There is a ton of laughter in those videos. I can hear myself talking and laughing as I’m taking the video. I watched this shortly after my dad passed, and I cried. Because when I heard my voice and my laughter in those videos, I later told my husband, I couldn’t remember being as happy as I sounded then. And I used to be that happy all the time. But for the last 3 years, I hadn’t ever felt that level of untethered, complete joy.

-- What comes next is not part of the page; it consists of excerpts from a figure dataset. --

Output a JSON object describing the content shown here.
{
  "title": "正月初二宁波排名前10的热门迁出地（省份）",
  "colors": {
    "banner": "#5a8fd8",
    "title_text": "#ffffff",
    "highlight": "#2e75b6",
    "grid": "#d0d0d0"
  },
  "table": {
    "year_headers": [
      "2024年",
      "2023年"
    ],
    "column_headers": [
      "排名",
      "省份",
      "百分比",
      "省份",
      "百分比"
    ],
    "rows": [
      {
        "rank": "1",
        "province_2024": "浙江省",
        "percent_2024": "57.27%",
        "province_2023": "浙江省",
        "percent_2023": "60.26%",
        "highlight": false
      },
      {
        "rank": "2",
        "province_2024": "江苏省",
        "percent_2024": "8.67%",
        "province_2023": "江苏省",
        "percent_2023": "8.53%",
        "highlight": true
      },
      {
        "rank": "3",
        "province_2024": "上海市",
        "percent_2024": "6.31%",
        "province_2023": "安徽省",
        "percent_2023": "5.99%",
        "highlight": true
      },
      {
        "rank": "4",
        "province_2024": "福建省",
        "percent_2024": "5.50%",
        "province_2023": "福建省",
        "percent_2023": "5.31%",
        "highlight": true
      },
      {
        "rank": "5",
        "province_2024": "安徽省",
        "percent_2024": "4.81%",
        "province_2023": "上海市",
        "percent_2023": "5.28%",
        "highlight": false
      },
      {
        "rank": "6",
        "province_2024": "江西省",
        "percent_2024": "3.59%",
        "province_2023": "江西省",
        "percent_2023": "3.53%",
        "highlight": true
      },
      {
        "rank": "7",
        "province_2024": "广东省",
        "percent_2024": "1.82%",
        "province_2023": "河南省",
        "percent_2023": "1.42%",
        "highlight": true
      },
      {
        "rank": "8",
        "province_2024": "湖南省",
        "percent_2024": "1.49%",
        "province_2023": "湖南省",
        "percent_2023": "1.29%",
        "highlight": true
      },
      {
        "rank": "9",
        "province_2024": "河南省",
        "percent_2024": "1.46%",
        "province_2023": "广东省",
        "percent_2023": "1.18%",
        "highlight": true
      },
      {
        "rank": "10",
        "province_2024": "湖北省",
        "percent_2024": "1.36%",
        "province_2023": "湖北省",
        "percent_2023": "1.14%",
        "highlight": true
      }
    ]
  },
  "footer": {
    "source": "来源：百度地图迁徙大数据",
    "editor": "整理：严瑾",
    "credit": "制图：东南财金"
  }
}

And I missed that so much.

A Good Reminder

When Tony Robbins started talking about our stories, it reminded me that my story I've been telling myself is a heavy way to walk through life. A lot of hard things have happened in a row, no question there, there's been a lot of grief. However, as Tony says, what's wrong is always available if you look for it… so is what's right.

My New Story

It's time for me to have a new story, so here's mine (for now, until I update it in the future 😀 ):

The challenges I've been through have made me stronger. I have clarity about what I want in my future. There is abundant joy and good times to come. I have a great supportive husband. I have two wonderful girls. I have an amazing family. I’m surrounded by love.

Quite a different lens to see your life through than my old story isn’t it? How do you think I’ll feel about my day to day experiences with this view? I’ll very likely notice different things than I did before, feel more gratitude and joy, find more meaning.

What’s Your Story

Now it’s your turn, I invite you to do this exercise with me. Take a minute and think about your story. What is it? Maybe say it out loud or write it out. That’s your old story. What’s your new story? Say that one out loud or write it down too! Maybe your old story is already empowering and one you like, great! Feel free to just tweak it or add any improvements if you like.

I am guessing we all have a part of our story that could use some tweaking. I know at different points in my past I had stories like “I can’t find the right guy for me,” “it’s too hard to make a business work during a pandemic,” “I can’t take any more bad news.” You get the idea. Time to let those old stories be in the past and write new stories for ourselves that make us excited about life.